BAFTA, however, unusually had the reverse system. The entire membership would vote on the nominees in all categories, but with the exception of Best Film and the acting races, the final winner in each category was determined by the relevant chapter/branch. Now, BAFTA has decided to flip that system, once again bringing their procedures mostly in line with the Academy’s.
The nominees for direction, writing and all technical categories will be determined by branch voting, while the entire membership will vote for the winners in all categories. The only difference from the Oscar voting lies in the acting categories — where, as with Best Film, the entire membership will determine the nominees as well as the winners.
Are you still with me? Is your head hurting yet?
This change strikes me as more of a mixed blessing. Chapter-specific voting at the nomination stage is obviously a good thing. Though, as I mentioned earlier, BAFTA nominees were usually in line with the chapter’s asterisked picks anyway, when the collected membership strayed from those it was rarely for the better. (Witness this year’s head-desk moment in the Best Original Screenplay category, where the general voters overruled the writers’ choice of “Young Adult” in order to nominate Abi Morgan’s disastrous script for “The Iron Lady.” Sometimes you really should leave it to the professionals.)
I’m more nervous, however, about having the entire membership vote for the winners.

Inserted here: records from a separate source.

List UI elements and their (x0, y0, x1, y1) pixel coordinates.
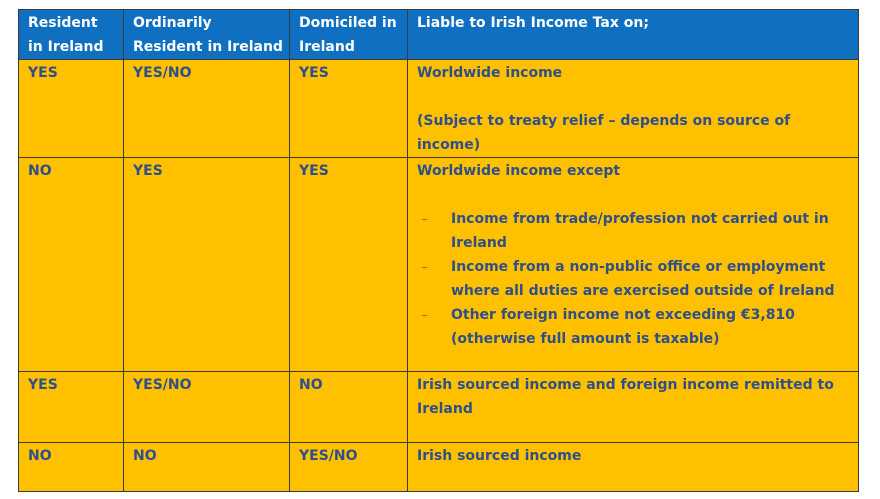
cell: YES (18, 371, 124, 443)
cell: NO (18, 442, 124, 492)
cell: NO (18, 157, 124, 372)
cell: YES/NO (289, 442, 408, 492)
header-row: Resident in Ireland Ordinarily Resident i… (18, 9, 859, 60)
liable-cell: Irish sourced income (407, 442, 859, 492)
cell: YES/NO (123, 59, 290, 158)
dash (422, 219, 427, 220)
row: YES YES/NO YES Worldwide income (Subject to … (18, 59, 859, 158)
exception-item: Other foreign income not exceeding €3,81… (417, 303, 852, 351)
cell: YES (18, 59, 124, 158)
header-cell: Ordinarily Resident in Ireland (123, 9, 290, 60)
dash (422, 267, 427, 268)
header-cell: Resident in Ireland (18, 9, 124, 60)
header-cell: Liable to Irish Income Tax on; (407, 9, 859, 60)
liable-text: Worldwide income (417, 65, 563, 81)
note: (Subject to treaty relief – depends on s… (417, 113, 791, 153)
cell: YES/NO (123, 371, 290, 443)
cell: YES (289, 157, 408, 372)
row: YES YES/NO NO Irish sourced income and fore… (18, 371, 859, 443)
header-cell: Domiciled in Ireland (289, 9, 408, 60)
row: NO YES YES Worldwide income except Income fr… (18, 157, 859, 372)
cell: YES (123, 157, 290, 372)
liable-cell: Worldwide income (Subject to treaty relie… (407, 59, 859, 158)
row: NO NO YES/NO Irish sourced income (18, 442, 859, 492)
liable-cell: Worldwide income except Income from trade… (407, 157, 859, 372)
cell: NO (289, 371, 408, 443)
cell: YES (289, 59, 408, 158)
liable-text: Irish sourced income and foreign income … (417, 377, 834, 417)
liable-cell: Irish sourced income and foreign income … (407, 371, 859, 443)
liable-text: Irish sourced income (417, 448, 582, 464)
dash (422, 315, 427, 316)
exception-item: Income from a non-public office or emplo… (417, 255, 852, 303)
liable-text: Worldwide income except (417, 163, 621, 179)
exception-item: Income from trade/profession not carried… (417, 207, 852, 255)
tax-table: Resident in Ireland Ordinarily Resident i… (18, 9, 859, 492)
exceptions-list: Income from trade/profession not carried… (417, 207, 852, 351)
cell: NO (123, 442, 290, 492)
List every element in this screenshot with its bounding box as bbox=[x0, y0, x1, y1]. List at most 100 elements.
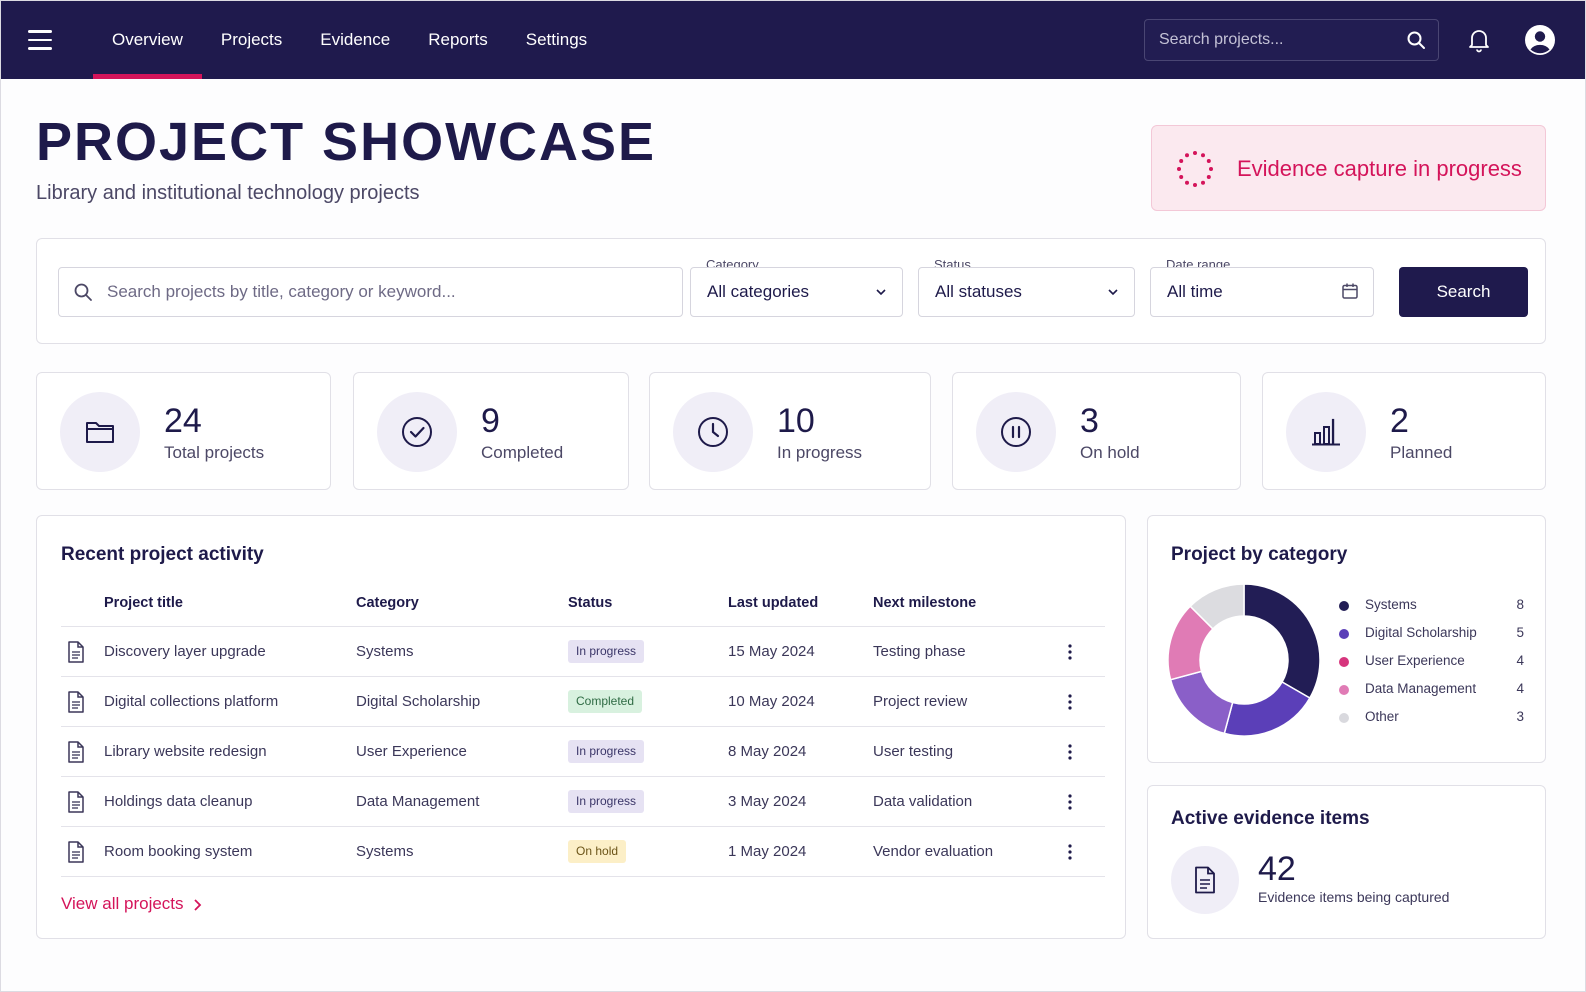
stat-card-planned: 2 Planned bbox=[1262, 372, 1546, 490]
row-milestone: Data validation bbox=[873, 793, 973, 810]
donut-chart bbox=[1167, 583, 1321, 737]
legend-label: Other bbox=[1365, 709, 1399, 724]
nav-search-input[interactable] bbox=[1145, 20, 1395, 60]
stat-value: 3 bbox=[1080, 402, 1099, 440]
row-updated: 15 May 2024 bbox=[728, 643, 815, 660]
avatar-icon[interactable] bbox=[1524, 24, 1556, 56]
nav-reports[interactable]: Reports bbox=[428, 30, 488, 49]
table-header: Project title Category Status Last updat… bbox=[37, 595, 1127, 617]
search-icon[interactable] bbox=[1406, 30, 1426, 50]
col-next-milestone[interactable]: Next milestone bbox=[873, 595, 977, 611]
stat-icon-circle bbox=[673, 392, 753, 472]
status-badge: On hold bbox=[568, 840, 627, 863]
category-chart-card: Project by category Systems 8 Digital Scho… bbox=[1147, 515, 1546, 763]
donut-slice-user-experience[interactable] bbox=[1169, 670, 1234, 735]
row-title[interactable]: Digital collections platform bbox=[104, 693, 279, 710]
legend-value: 5 bbox=[1516, 625, 1524, 640]
chevron-down-icon bbox=[1108, 289, 1118, 296]
row-updated: 3 May 2024 bbox=[728, 793, 807, 810]
row-category: Systems bbox=[356, 643, 414, 660]
date-range-picker[interactable]: All time bbox=[1150, 267, 1374, 317]
view-all-projects-link[interactable]: View all projects bbox=[61, 894, 202, 914]
divider bbox=[61, 626, 1105, 627]
legend-value: 4 bbox=[1516, 681, 1524, 696]
nav-evidence[interactable]: Evidence bbox=[320, 30, 391, 49]
stat-label: Completed bbox=[481, 443, 564, 462]
stat-value: 24 bbox=[164, 402, 202, 440]
bell-icon[interactable] bbox=[1467, 27, 1491, 53]
legend-swatch bbox=[1339, 713, 1349, 723]
document-icon bbox=[1195, 866, 1215, 894]
search-button[interactable]: Search bbox=[1399, 267, 1528, 317]
row-updated: 1 May 2024 bbox=[728, 843, 807, 860]
row-title[interactable]: Discovery layer upgrade bbox=[104, 643, 266, 660]
category-select[interactable]: All categories bbox=[690, 267, 903, 317]
row-milestone: User testing bbox=[873, 743, 954, 760]
divider bbox=[61, 776, 1105, 777]
legend-swatch bbox=[1339, 629, 1349, 639]
chevron-right-icon bbox=[193, 898, 201, 911]
col-category[interactable]: Category bbox=[356, 595, 419, 611]
table-row[interactable]: Discovery layer upgrade Systems In progr… bbox=[37, 627, 1127, 677]
legend-item[interactable]: Digital Scholarship 5 bbox=[1339, 624, 1524, 644]
more-options-icon[interactable] bbox=[1064, 793, 1076, 811]
evidence-icon-circle bbox=[1171, 846, 1239, 914]
view-all-label: View all projects bbox=[61, 894, 184, 913]
stat-card-in-progress: 10 In progress bbox=[649, 372, 931, 490]
col-last-updated[interactable]: Last updated bbox=[728, 595, 819, 611]
legend-swatch bbox=[1339, 601, 1349, 611]
menu-icon[interactable] bbox=[28, 30, 52, 50]
status-select[interactable]: All statuses bbox=[918, 267, 1135, 317]
donut-slice-systems[interactable] bbox=[1243, 583, 1321, 700]
legend-swatch bbox=[1339, 657, 1349, 667]
page-subtitle: Library and institutional technology pro… bbox=[36, 182, 420, 204]
row-title[interactable]: Library website redesign bbox=[104, 743, 267, 760]
row-title[interactable]: Room booking system bbox=[104, 843, 253, 860]
col-project-title[interactable]: Project title bbox=[104, 595, 183, 611]
stat-label: Total projects bbox=[164, 443, 265, 462]
spinner-icon bbox=[1177, 151, 1213, 187]
legend-item[interactable]: User Experience 4 bbox=[1339, 652, 1524, 672]
row-category: Digital Scholarship bbox=[356, 693, 481, 710]
stat-label: On hold bbox=[1080, 443, 1140, 462]
col-status[interactable]: Status bbox=[568, 595, 613, 611]
stat-card-completed: 9 Completed bbox=[353, 372, 629, 490]
nav-overview[interactable]: Overview bbox=[93, 1, 202, 79]
status-badge: In progress bbox=[568, 740, 645, 763]
date-range-value: All time bbox=[1167, 282, 1223, 301]
nav-projects[interactable]: Projects bbox=[220, 30, 283, 49]
stat-icon-circle bbox=[377, 392, 457, 472]
stat-value: 2 bbox=[1390, 402, 1409, 440]
table-row[interactable]: Room booking system Systems On hold 1 Ma… bbox=[37, 827, 1127, 877]
stat-value: 10 bbox=[777, 402, 815, 440]
table-row[interactable]: Digital collections platform Digital Sch… bbox=[37, 677, 1127, 727]
project-search-input[interactable] bbox=[107, 268, 677, 316]
donut-slice-other[interactable] bbox=[1189, 583, 1245, 630]
evidence-title: Active evidence items bbox=[1171, 808, 1370, 829]
legend-label: Data Management bbox=[1365, 681, 1477, 696]
recent-activity-card: Recent project activity Project title Ca… bbox=[36, 515, 1126, 939]
legend-item[interactable]: Other 3 bbox=[1339, 708, 1524, 728]
stat-icon-circle bbox=[1286, 392, 1366, 472]
legend-item[interactable]: Systems 8 bbox=[1339, 596, 1524, 616]
donut-slice-digital-scholarship[interactable] bbox=[1223, 680, 1311, 737]
row-title[interactable]: Holdings data cleanup bbox=[104, 793, 253, 810]
more-options-icon[interactable] bbox=[1064, 843, 1076, 861]
nav-links: Overview Projects Evidence Reports Setti… bbox=[93, 1, 606, 79]
status-badge: In progress bbox=[568, 790, 645, 813]
evidence-card: Active evidence items 42 Evidence items … bbox=[1147, 785, 1546, 939]
table-row[interactable]: Holdings data cleanup Data Management In… bbox=[37, 777, 1127, 827]
category-chart-title: Project by category bbox=[1171, 544, 1348, 565]
row-milestone: Testing phase bbox=[873, 643, 966, 660]
legend-item[interactable]: Data Management 4 bbox=[1339, 680, 1524, 700]
document-icon bbox=[68, 691, 84, 713]
clock-icon bbox=[698, 417, 728, 447]
row-category: Systems bbox=[356, 843, 414, 860]
stat-icon-circle bbox=[60, 392, 140, 472]
more-options-icon[interactable] bbox=[1064, 643, 1076, 661]
more-options-icon[interactable] bbox=[1064, 743, 1076, 761]
more-options-icon[interactable] bbox=[1064, 693, 1076, 711]
document-icon bbox=[68, 641, 84, 663]
nav-settings[interactable]: Settings bbox=[525, 30, 588, 49]
table-row[interactable]: Library website redesign User Experience… bbox=[37, 727, 1127, 777]
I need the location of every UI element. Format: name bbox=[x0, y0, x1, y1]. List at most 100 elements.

One of the things I’ve always liked about BAFTA, as opposed to the Academy, is that chapter voting in the technical categories often led to some highly singular and deserving winners: “Mulholland Drive” and “Eternal Sunshine of the Spotless Mind” both won for Best Film Editing, for example, which is an outcome that seems likely with all chapters voting.
The principal concern is that voters with little knowledge of the field they’re voting in will simply default to the biggest nominee in the race, or the one they simply like most — a trend that sometimes results in iffy calls in below-the-line categories at the Oscars. (Emmanuel Lubezki, feel free to pout at this point.)
BAFTA have acknowledged that worry, and I like their pledge, quoted in Variety, to “take a more proactive role in instructing members to abstain from voting in categories where they don’t consider themselves qualified to judge, and [to] also send out a clear message that it expects members to abstain in the final round in any category where they have not seen all five nominees.” That is at it should be, but I’m not sure how many voters will play fair in that regard.
Finally, special rules still apply to the awards for Best Foreign Language Film, Best Animated Film, Best British Film and Best Documentary Feature, in which both the nominees and the winners will be determined by “opt-in” chapters of volunteers from all areas of BAFTA. That will ensure that all the nominees are viewed and given a fair shake by the voters — though I still wouldn’t count on the Best British Film winners being as idiosyncratic as when the award was determined by a select jury.
Anyway, we’ll see how it all pans out next year. For now, I’m pleased to see BAFTA evidently taking on board the industry and critical response to problems in their voting system — some of these solutions are clearly for the better. Others — well, swings and roundabouts, but it can’t hurt to try things. Your turn, Academy.